Le
Manuel, pris isolément, est une sorte de catéchisme de la morale stoïcienne, un recueil de préceptes très succinctement expliqués et, ce qui est plus gênant, très peu justifiés. Pas étonnant qu'il ait beaucoup plu aux moines du Moyen-Âge et qu'il reste furieusement utile dans les dîners en ville.
Sur un sujet aussi important que la conduite de sa propre vie, comment pourrait-on s'en remettre à l'application de règles dont on ne peut juger le bien fondé que parce qu'un sage estampillé par la tradition nous les recommande, quand bien même on se sentirait, de par son caractère propre, du genre stoïque, "en harmonie" avec l'esprit général qui entoure ces règles?
Les "
Entretiens" du même auteur échappent assurément à cette réserve de par leur contenu, leur forme et leur ampleur. Au cas où ils nous auraient convaincu, conserver "sous la main" le
Manuel peut alors présenter l'intérêt d'un mémento. Pour ce qui me concerne, je le rapporterai à ma bibliothèque publique.
Dans la notice du
Manuel qu'offre l'édition de la bibliothèque de la Pléiade, il est indiqué que "quantité de passages du
Manuel n'ont aucune correspondance dans les
Entretiens tels que nous les lisons aujourd'hui", ce qui se comprend puisque seuls 4 livres des
Entretiens sur les 8 rédigés par Arrien ont été conservés.
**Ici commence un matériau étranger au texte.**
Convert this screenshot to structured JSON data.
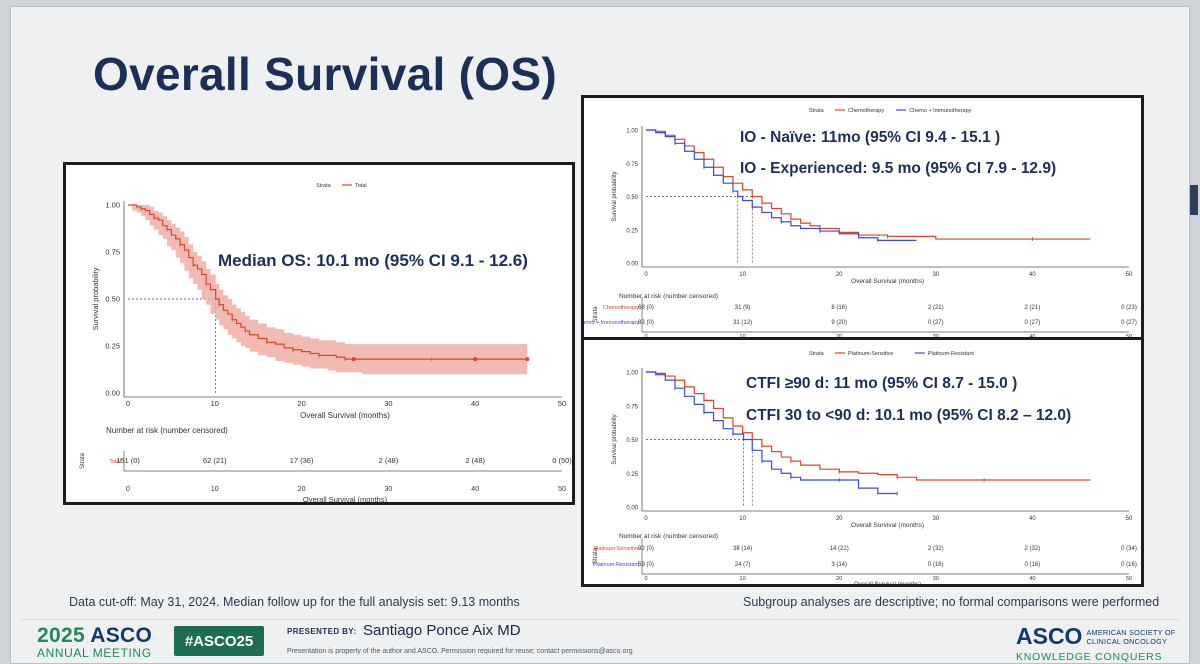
{
  "slide": {
    "title": "Overall Survival (OS)",
    "footnote_left": "Data cut-off: May 31, 2024. Median follow up for the full analysis set: 9.13 months",
    "footnote_right": "Subgroup analyses are descriptive; no formal comparisons were performed",
    "footer": {
      "meeting_year": "2025",
      "meeting_org": "ASCO",
      "meeting_sub": "ANNUAL MEETING",
      "hashtag": "#ASCO25",
      "presented_by_label": "PRESENTED BY:",
      "presenter": "Santiago Ponce Aix MD",
      "copyright": "Presentation is property of the author and ASCO. Permission required for reuse; contact permissions@asco.org",
      "logo_word": "ASCO",
      "logo_society_1": "AMERICAN SOCIETY OF",
      "logo_society_2": "CLINICAL ONCOLOGY",
      "logo_tagline": "KNOWLEDGE CONQUERS CANCER"
    }
  },
  "colors": {
    "title": "#1b2f57",
    "red": "#d9472b",
    "blue": "#3b4bd6",
    "ci_band": "#eeaaa0",
    "annotation": "#1b2f57"
  },
  "chart_data": [
    {
      "type": "line",
      "name": "overall",
      "legend_title": "Strata",
      "annotation": "Median OS: 10.1 mo (95% CI 9.1 - 12.6)",
      "xlabel": "Overall Survival (months)",
      "ylabel": "Survival probability",
      "xlim": [
        0,
        50
      ],
      "ylim": [
        0,
        1
      ],
      "xticks": [
        0,
        10,
        20,
        30,
        40,
        50
      ],
      "yticks": [
        "0.00",
        "0.25",
        "0.50",
        "0.75",
        "1.00"
      ],
      "median_x": 10.1,
      "series": [
        {
          "name": "Total",
          "color": "#d9472b",
          "x": [
            0,
            0.5,
            1,
            1.5,
            2,
            2.5,
            3,
            3.5,
            4,
            4.5,
            5,
            5.5,
            6,
            6.5,
            7,
            7.5,
            8,
            8.5,
            9,
            9.5,
            10.1,
            10.5,
            11,
            11.5,
            12,
            12.5,
            13,
            13.5,
            14,
            15,
            16,
            17,
            18,
            19,
            20,
            21,
            22,
            23,
            24,
            25,
            27,
            30,
            35,
            40,
            46
          ],
          "y": [
            1.0,
            1.0,
            0.99,
            0.98,
            0.97,
            0.95,
            0.93,
            0.92,
            0.89,
            0.87,
            0.84,
            0.82,
            0.79,
            0.76,
            0.72,
            0.68,
            0.66,
            0.63,
            0.58,
            0.55,
            0.5,
            0.47,
            0.44,
            0.42,
            0.39,
            0.37,
            0.35,
            0.33,
            0.31,
            0.29,
            0.27,
            0.26,
            0.24,
            0.23,
            0.22,
            0.21,
            0.2,
            0.2,
            0.19,
            0.18,
            0.18,
            0.18,
            0.18,
            0.18,
            0.18
          ],
          "lower": [
            1.0,
            1.0,
            0.97,
            0.96,
            0.94,
            0.92,
            0.89,
            0.87,
            0.84,
            0.82,
            0.78,
            0.76,
            0.72,
            0.69,
            0.65,
            0.61,
            0.58,
            0.55,
            0.5,
            0.47,
            0.42,
            0.39,
            0.36,
            0.34,
            0.31,
            0.29,
            0.27,
            0.25,
            0.24,
            0.22,
            0.2,
            0.19,
            0.17,
            0.16,
            0.15,
            0.14,
            0.13,
            0.13,
            0.12,
            0.11,
            0.11,
            0.1,
            0.1,
            0.1,
            0.1
          ],
          "upper": [
            1.0,
            1.0,
            1.0,
            1.0,
            1.0,
            0.99,
            0.97,
            0.96,
            0.94,
            0.92,
            0.9,
            0.88,
            0.86,
            0.83,
            0.79,
            0.75,
            0.73,
            0.7,
            0.66,
            0.63,
            0.58,
            0.55,
            0.52,
            0.5,
            0.47,
            0.45,
            0.43,
            0.41,
            0.39,
            0.37,
            0.35,
            0.34,
            0.32,
            0.31,
            0.3,
            0.29,
            0.28,
            0.28,
            0.27,
            0.26,
            0.26,
            0.26,
            0.26,
            0.26,
            0.26
          ]
        }
      ],
      "censor_marks": [
        26,
        40,
        46
      ],
      "risk_table": {
        "title": "Number at risk (number censored)",
        "axis_label": "Strata",
        "rows": [
          {
            "label": "Total",
            "color": "#d9472b",
            "values": [
              "151 (0)",
              "62 (21)",
              "17 (36)",
              "2 (48)",
              "2 (48)",
              "0 (50)"
            ]
          }
        ]
      }
    },
    {
      "type": "line",
      "name": "io-status",
      "legend_title": "Strata",
      "annotation_lines": [
        "IO - Naïve: 11mo (95% CI 9.4 - 15.1 )",
        "IO - Experienced: 9.5 mo (95% CI 7.9 - 12.9)"
      ],
      "xlabel": "Overall Survival (months)",
      "ylabel": "Survival probability",
      "xlim": [
        0,
        50
      ],
      "ylim": [
        0,
        1
      ],
      "xticks": [
        0,
        10,
        20,
        30,
        40,
        50
      ],
      "yticks": [
        "0.00",
        "0.25",
        "0.50",
        "0.75",
        "1.00"
      ],
      "median_lines": [
        9.5,
        11
      ],
      "series": [
        {
          "name": "Chemotherapy",
          "color": "#d9472b",
          "x": [
            0,
            1,
            2,
            3,
            4,
            5,
            6,
            7,
            8,
            9,
            10,
            11,
            12,
            13,
            14,
            15,
            16,
            17,
            18,
            20,
            22,
            25,
            30,
            35,
            40,
            46
          ],
          "y": [
            1.0,
            0.99,
            0.96,
            0.93,
            0.88,
            0.83,
            0.78,
            0.72,
            0.65,
            0.6,
            0.55,
            0.5,
            0.45,
            0.41,
            0.37,
            0.33,
            0.3,
            0.28,
            0.26,
            0.23,
            0.21,
            0.2,
            0.18,
            0.18,
            0.18,
            0.18
          ]
        },
        {
          "name": "Chemo + Immunotherapy",
          "color": "#3b4bd6",
          "x": [
            0,
            1,
            2,
            3,
            4,
            5,
            6,
            7,
            8,
            9,
            9.5,
            10,
            11,
            12,
            13,
            14,
            15,
            16,
            18,
            20,
            22,
            24,
            26,
            28
          ],
          "y": [
            1.0,
            0.98,
            0.95,
            0.9,
            0.84,
            0.78,
            0.72,
            0.66,
            0.6,
            0.54,
            0.5,
            0.47,
            0.42,
            0.38,
            0.34,
            0.31,
            0.28,
            0.26,
            0.24,
            0.22,
            0.19,
            0.17,
            0.17,
            0.17
          ]
        }
      ],
      "risk_table": {
        "title": "Number at risk (number censored)",
        "axis_label": "Strata",
        "rows": [
          {
            "label": "Chemotherapy",
            "color": "#d9472b",
            "values": [
              "68 (0)",
              "31 (9)",
              "8 (16)",
              "2 (21)",
              "2 (21)",
              "0 (23)"
            ]
          },
          {
            "label": "Chemo + Immunotherapy",
            "color": "#3b4bd6",
            "values": [
              "83 (0)",
              "31 (12)",
              "9 (20)",
              "0 (27)",
              "0 (27)",
              "0 (27)"
            ]
          }
        ]
      }
    },
    {
      "type": "line",
      "name": "ctfi",
      "legend_title": "Strata",
      "annotation_lines": [
        "CTFI ≥90 d: 11 mo (95% CI 8.7 - 15.0 )",
        "CTFI 30 to <90 d: 10.1 mo (95% CI 8.2 – 12.0)"
      ],
      "xlabel": "Overall Survival (months)",
      "ylabel": "Survival probability",
      "xlim": [
        0,
        50
      ],
      "ylim": [
        0,
        1
      ],
      "xticks": [
        0,
        10,
        20,
        30,
        40,
        50
      ],
      "yticks": [
        "0.00",
        "0.25",
        "0.50",
        "0.75",
        "1.00"
      ],
      "median_lines": [
        10.1,
        11
      ],
      "series": [
        {
          "name": "Platinum-Sensitive",
          "color": "#d9472b",
          "x": [
            0,
            1,
            2,
            3,
            4,
            5,
            6,
            7,
            8,
            9,
            10,
            11,
            12,
            13,
            14,
            15,
            16,
            18,
            20,
            22,
            24,
            26,
            28,
            30,
            35,
            40,
            46
          ],
          "y": [
            1.0,
            0.99,
            0.97,
            0.94,
            0.89,
            0.84,
            0.79,
            0.73,
            0.66,
            0.6,
            0.55,
            0.5,
            0.45,
            0.41,
            0.37,
            0.34,
            0.31,
            0.28,
            0.26,
            0.25,
            0.24,
            0.22,
            0.2,
            0.2,
            0.2,
            0.2,
            0.2
          ]
        },
        {
          "name": "Platinum-Resistant",
          "color": "#3b4bd6",
          "x": [
            0,
            1,
            2,
            3,
            4,
            5,
            6,
            7,
            8,
            9,
            10.1,
            11,
            12,
            13,
            14,
            15,
            16,
            18,
            20,
            22,
            24,
            26
          ],
          "y": [
            1.0,
            0.98,
            0.94,
            0.88,
            0.82,
            0.76,
            0.7,
            0.64,
            0.58,
            0.54,
            0.5,
            0.42,
            0.34,
            0.28,
            0.25,
            0.22,
            0.2,
            0.2,
            0.2,
            0.14,
            0.1,
            0.1
          ]
        }
      ],
      "risk_table": {
        "title": "Number at risk (number censored)",
        "axis_label": "Strata",
        "rows": [
          {
            "label": "Platinum-Sensitive",
            "color": "#d9472b",
            "values": [
              "92 (0)",
              "38 (14)",
              "14 (22)",
              "2 (32)",
              "2 (32)",
              "0 (34)"
            ]
          },
          {
            "label": "Platinum-Resistant",
            "color": "#3b4bd6",
            "values": [
              "59 (0)",
              "24 (7)",
              "3 (14)",
              "0 (16)",
              "0 (16)",
              "0 (16)"
            ]
          }
        ]
      }
    }
  ]
}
La même notice précise, en trouvant ce fait curieux, que "lorsque Pascal se propose de réprouver, de façon d'ailleurs sévère, la doctrine d'
Epictète, c'est en général sur les
Entretiens qu'il se fonde; quand au contraire, il veut l'exalter, c'est le
Manuel qu'il invoque."
M'aventurant sur un terrain que je n'ai pas sérieusement balisé, je m'autorise cependant à remarquer que, sauf erreur de ma part, seul le
Manuel (XXXIV) aborde la question du plaisir pour souligner la joie de s'en abstenir et seuls les
Entretiens présentent le sage stoïcien comme le quasi-égal de Dieu, choses respectivement admirable et détestable pour notre philosophe du XVIIème.